Meganobz, maybe Kommandos too. The only other one I could think of for the Ork range is some of the other Ork metal characters like the Mad Dok or Badrukk.

Other ones would probably Kasrkin and hopefully some of the other IG army metal models like the Mordian Iron Guard, Armaggedon Steel Legion and Vostroyans.


----------



## Crimson Shadow (Jan 15, 2009)

I want to see a finecast Mephiston, but I want them to update him first. He's a 2nd edition model.


----------



## broran (Feb 1, 2011)

harpy, DoM, t-fex, or tervigon (ie nids wave 2)


----------



## Commander_Culln (Jul 6, 2009)

All the eldar aspect warriors and Phoenix lords.... and Wraith guard in a box together... I can dream...


----------



## DeathKlokk (Jun 9, 2008)

This guy:









To replace the metal version I converted into Astorath for my Night Lords. 

No more falling over 20 times every game!


----------



## Stephen_Newman (Jul 14, 2009)

For fantasy then I nominate Galrauch. The model is what got me into the game in the first place and it is a shame it has not been updated.

As for 40K then I have to say either every other Eldar Aspect or at least the Kasrkin. They look much better than the Stormtroopers they do.


----------



## Minizke1 (Feb 7, 2010)

Company Master said:


> Pedro kantor or maybe captain cortez with some rules in white dwarf!!!


My God YES. Why did they get rid of Cortez?


----------



## DeathKlokk (Jun 9, 2008)

Because his model was HORR.....I......BLE!!!!!!!

Perhaps?


----------



## Stern Guard (May 29, 2011)

Yeah we want captain cortez!!!


----------



## Vaz (Mar 19, 2008)

Be'lakor.

You can all go home now.


----------



## Weapon (Mar 5, 2009)

Kharn The Betrayer, I've wanted this Spacial Character for so very, very long...


----------



## C'Tan Chimera (Aug 16, 2008)

I really can't care for finecast unless by some chance it's pliable enough that I could use them as conversion material. I guess I'd say...

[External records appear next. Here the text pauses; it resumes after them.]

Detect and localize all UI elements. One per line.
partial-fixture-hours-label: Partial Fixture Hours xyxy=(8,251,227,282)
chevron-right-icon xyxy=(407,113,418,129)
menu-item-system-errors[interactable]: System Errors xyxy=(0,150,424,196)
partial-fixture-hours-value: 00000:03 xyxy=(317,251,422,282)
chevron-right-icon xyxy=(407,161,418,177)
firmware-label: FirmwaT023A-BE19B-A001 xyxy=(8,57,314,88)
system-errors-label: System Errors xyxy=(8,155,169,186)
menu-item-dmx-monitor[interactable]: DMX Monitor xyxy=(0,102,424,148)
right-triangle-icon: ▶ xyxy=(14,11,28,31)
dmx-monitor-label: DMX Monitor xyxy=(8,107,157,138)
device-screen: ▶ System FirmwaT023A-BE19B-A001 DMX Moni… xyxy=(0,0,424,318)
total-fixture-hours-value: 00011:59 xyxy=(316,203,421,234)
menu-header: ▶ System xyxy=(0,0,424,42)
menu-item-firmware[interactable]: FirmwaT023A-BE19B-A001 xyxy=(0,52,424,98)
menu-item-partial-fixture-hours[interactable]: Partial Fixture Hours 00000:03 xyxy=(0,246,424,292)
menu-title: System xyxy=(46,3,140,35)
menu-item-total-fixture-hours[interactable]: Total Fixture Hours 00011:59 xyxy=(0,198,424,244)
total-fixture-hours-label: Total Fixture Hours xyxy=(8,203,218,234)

Nope, you got me. I really can't think of any, it's such a minor difference.


----------



## coke123 (Sep 4, 2010)

Fantasy Lizardmen Terradons. The sheer thought of assembling those things makes me want to cry.

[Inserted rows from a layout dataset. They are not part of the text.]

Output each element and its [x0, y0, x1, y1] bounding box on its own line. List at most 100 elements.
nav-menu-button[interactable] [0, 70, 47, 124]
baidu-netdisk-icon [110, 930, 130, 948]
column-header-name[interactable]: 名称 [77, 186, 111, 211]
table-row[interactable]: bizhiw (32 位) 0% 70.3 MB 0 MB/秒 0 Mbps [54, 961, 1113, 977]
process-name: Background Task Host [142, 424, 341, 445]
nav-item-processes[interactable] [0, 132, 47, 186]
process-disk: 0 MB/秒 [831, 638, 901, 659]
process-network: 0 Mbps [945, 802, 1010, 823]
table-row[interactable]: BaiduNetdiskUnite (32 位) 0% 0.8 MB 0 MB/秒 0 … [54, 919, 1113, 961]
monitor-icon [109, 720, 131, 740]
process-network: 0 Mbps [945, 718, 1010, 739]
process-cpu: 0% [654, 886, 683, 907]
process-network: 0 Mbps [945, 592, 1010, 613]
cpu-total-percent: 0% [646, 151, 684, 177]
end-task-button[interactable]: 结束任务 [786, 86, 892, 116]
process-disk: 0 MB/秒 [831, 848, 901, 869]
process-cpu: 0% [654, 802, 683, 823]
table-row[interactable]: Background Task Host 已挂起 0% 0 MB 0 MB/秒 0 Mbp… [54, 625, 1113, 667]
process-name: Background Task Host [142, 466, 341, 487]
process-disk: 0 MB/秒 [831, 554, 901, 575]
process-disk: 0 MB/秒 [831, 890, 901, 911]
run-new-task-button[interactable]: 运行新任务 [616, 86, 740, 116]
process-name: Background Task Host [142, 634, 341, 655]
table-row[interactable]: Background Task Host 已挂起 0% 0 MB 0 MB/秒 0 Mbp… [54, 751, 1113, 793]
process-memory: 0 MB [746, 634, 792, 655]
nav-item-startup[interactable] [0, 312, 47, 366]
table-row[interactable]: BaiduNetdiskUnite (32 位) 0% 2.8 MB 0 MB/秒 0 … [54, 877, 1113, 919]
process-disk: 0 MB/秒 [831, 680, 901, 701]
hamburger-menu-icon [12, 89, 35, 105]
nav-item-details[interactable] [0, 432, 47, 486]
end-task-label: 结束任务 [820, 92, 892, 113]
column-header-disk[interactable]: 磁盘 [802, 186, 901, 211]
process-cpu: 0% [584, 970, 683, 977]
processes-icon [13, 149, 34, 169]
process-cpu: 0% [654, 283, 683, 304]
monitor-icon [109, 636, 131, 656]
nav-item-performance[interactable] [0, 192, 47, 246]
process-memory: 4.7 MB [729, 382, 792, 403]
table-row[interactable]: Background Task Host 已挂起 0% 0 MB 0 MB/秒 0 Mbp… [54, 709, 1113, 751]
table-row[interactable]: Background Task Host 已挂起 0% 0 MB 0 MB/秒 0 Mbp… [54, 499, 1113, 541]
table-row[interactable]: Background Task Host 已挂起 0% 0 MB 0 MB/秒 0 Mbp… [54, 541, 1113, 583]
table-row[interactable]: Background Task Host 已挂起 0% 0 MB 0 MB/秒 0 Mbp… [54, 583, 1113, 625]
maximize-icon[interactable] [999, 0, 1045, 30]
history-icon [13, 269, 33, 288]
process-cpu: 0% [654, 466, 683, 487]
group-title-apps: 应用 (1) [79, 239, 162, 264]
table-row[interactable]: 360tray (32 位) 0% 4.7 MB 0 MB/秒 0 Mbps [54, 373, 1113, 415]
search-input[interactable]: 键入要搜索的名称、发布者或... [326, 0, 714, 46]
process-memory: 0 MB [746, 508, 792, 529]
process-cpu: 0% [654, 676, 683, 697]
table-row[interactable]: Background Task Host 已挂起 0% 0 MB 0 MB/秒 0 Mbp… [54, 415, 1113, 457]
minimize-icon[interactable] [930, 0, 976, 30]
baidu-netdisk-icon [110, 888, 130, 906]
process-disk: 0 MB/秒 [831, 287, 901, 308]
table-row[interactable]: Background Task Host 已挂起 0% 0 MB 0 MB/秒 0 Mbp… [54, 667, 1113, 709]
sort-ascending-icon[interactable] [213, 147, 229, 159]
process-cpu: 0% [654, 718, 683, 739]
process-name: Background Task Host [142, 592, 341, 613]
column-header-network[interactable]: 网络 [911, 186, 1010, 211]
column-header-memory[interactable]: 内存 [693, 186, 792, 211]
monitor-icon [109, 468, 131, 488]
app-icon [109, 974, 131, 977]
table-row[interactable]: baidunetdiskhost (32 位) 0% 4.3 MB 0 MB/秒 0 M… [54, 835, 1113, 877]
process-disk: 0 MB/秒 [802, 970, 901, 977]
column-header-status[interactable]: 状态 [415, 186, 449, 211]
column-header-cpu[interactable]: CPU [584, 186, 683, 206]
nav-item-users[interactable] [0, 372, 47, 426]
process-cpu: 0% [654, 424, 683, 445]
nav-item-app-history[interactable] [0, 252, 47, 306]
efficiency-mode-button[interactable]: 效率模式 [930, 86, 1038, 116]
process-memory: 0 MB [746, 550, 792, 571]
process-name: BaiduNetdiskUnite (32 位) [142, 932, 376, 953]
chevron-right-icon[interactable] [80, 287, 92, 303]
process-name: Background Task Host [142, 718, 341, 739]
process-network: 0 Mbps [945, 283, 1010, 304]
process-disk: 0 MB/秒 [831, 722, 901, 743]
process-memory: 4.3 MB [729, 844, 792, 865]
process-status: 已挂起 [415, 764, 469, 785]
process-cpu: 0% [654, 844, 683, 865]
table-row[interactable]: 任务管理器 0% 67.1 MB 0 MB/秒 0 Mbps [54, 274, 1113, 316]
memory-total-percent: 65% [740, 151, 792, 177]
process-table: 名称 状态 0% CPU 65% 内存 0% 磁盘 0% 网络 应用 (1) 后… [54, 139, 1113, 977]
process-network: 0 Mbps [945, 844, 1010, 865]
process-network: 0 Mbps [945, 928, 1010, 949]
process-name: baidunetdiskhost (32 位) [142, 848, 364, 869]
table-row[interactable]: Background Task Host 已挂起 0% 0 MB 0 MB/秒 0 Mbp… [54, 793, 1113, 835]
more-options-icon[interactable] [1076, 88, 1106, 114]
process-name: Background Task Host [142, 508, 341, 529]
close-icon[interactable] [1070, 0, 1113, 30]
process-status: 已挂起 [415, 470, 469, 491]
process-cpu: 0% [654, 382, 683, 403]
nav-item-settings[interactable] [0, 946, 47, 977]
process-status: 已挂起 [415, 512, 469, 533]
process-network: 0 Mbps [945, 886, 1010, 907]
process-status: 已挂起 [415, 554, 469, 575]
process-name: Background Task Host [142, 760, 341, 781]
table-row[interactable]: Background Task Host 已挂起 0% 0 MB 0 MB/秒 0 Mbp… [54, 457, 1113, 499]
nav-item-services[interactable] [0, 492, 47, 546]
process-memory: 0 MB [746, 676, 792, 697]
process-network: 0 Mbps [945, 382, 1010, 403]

40k- Fire Dragons. I guess by extension, that also means the other aspects, but since FDs are the only ones worth giving a shit about, I'll be contented with just these. Although I wouldn't mind seeing some of the old metal GK terminators redone either...


----------



## The Sullen One (Nov 9, 2008)

The Sisters of battle Cannoness would be a nice model, but I'd guess she'll be coming out when or if the codex is redone. Beyond that I wouldn't mind Typhus being redone.


----------



## jaws900 (May 26, 2010)

- ANY Greater daemon, prefabuly all of them
- Obliterators
- Venomthrope (seriously they are a pain to build)
- Plague Bearers
- Noise Marines
- Thousand Sons
- Lysander, Vulkan and Kantor
- Fiends
- Bone Giant (Fantasy)
- Sammel


----------



## Marneus Calgar (Dec 5, 2007)

Obliterators...


----------



## Abomination (Jul 6, 2008)

Thunderwolf Cavalry (it seems incredibly unlikely these are going to be plastic, FC is next best thing)
Bjorn The Fell-Handed
Beastmasters


----------



## Bane_of_Kings (Oct 28, 2009)

Thunderwolf Cavalry (If Not Plastic)
Bjorn the Fell-Handed
Rune Priest
Obliterators
Vulkan He'stan
Darnath Lysander
Pedro Kantor
Thousand Sons
Plague Marines
Noise Marines


----------



## gen.ahab (Dec 22, 2009)

The terminator chaplain. That thing is already fucking amazing, but a resin model would be epic.


----------



## Khazaddum (Apr 2, 2009)

Screamers of tzeentch. Love the look of the models, hate the 2 piece tail.


----------



## spanner94ezekiel (Jan 6, 2011)

Can I just ask.. Are they doing LotR in finecast or resin?


----------



## Lord Solar Macharius (Oct 5, 2010)

-Vostroyans
-Mordians
-Tallarn
-Valhallans
-Steel Legion


----------



## Doelago (Nov 29, 2009)

Solar Lord Macharius said:


> -Vostroyans
> -Mordians
> -Tallarn
> -Valhallans
> -Steel Legion


I agree with the above. 

And...

Lord Solar Macharius.


----------



## DeathKlokk (Jun 9, 2008)

spanner94ezekiel said:


> Can I just ask.. Are they doing LotR in finecast or resin?


Yes. For some idiotic reason.

LotR is the rusted anchor around GWs neck that forces them to do even dumber things like hike prices during a recession.


----------



## Stern Guard (May 29, 2011)

I dont think a lot of lotr either. Fantasy looks interesting but i have never played it and i have only just started 40k.


----------



## Serpion5 (Mar 19, 2010)

I want to see the old Red Terror model in resin... 

That thing would be the kingshjit to convert if it was resin. :wink:


----------



## Luisjoey (Dec 3, 2010)

I want to se the TERVIGON KIT! 

but we have to wait a while for really NEW models.


----------



## Hammer49 (Feb 12, 2011)

Obliterators.


----------



## Ascendant (Dec 11, 2008)

I finally thought of one. Broadsides. Just imagine if the pride of Tau fire power was able to actually stand up.


----------